See the original [tiiuae/falcon-7b](https://huggingface.co/tiiuae/falcon-7b) for more information, intended use, and biases.
## Intended uses & limitations
This model is intended as a (poor) baseline for Dutch generative LLMs. It by no means aims to provide SOTA performance and is specifically intended for research purposes.
Importantly, the original Falcon 7B model was only trained on English and French. Therefore, Dutch generations should be taken with a massive grain of salt. I
wanted to see if the performance would be reasonable after finetuning this model on a Dutch dataset. I find that it is okay but not great. It's especially not coherent.
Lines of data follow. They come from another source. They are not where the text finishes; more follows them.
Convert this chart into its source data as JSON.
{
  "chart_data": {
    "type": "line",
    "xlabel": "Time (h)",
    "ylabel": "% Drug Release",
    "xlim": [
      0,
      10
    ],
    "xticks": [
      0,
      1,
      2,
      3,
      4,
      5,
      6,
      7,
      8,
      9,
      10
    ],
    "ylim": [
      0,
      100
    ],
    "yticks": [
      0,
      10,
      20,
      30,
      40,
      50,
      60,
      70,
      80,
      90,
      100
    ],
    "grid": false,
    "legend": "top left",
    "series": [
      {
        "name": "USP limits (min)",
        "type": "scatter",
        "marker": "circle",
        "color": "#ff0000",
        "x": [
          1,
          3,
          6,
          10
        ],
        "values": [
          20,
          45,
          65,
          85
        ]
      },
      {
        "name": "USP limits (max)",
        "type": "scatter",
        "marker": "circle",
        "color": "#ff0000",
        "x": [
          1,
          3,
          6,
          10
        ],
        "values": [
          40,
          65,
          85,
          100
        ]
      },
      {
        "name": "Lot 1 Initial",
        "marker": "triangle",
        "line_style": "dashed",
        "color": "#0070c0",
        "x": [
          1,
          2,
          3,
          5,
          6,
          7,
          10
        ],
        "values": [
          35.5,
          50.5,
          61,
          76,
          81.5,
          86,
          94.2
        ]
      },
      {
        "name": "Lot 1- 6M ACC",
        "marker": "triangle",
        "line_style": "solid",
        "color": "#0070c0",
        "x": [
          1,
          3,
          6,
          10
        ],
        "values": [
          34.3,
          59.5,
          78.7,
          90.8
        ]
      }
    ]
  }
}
## Training and evaluation data
Trained on the [yhavinga/mc4_nl_cleaned](https://huggingface.co/datasets/yhavinga/mc4_nl_cleaned/viewer/tiny/train) dataset (`tiny` partition) for one epoch. The canonical
validation split was not used but instead 5% of `train` was used as validation.
At 2048 tokens context length, the training set was around 2M (2,008,858) samples, and the model was trained for 1 epoch. That means that the model was trained for
around 4B Dutch tokens (`2048 * 2008858 = 4.114.141.184`).
## Training procedure
Trained with LoRA targetting `['query_key_value', 'dense', 'dense_h_to_4h', 'dense_4h_to_h']` in 4 bit and merged before upload.
The adapters are in the `adapters` branch.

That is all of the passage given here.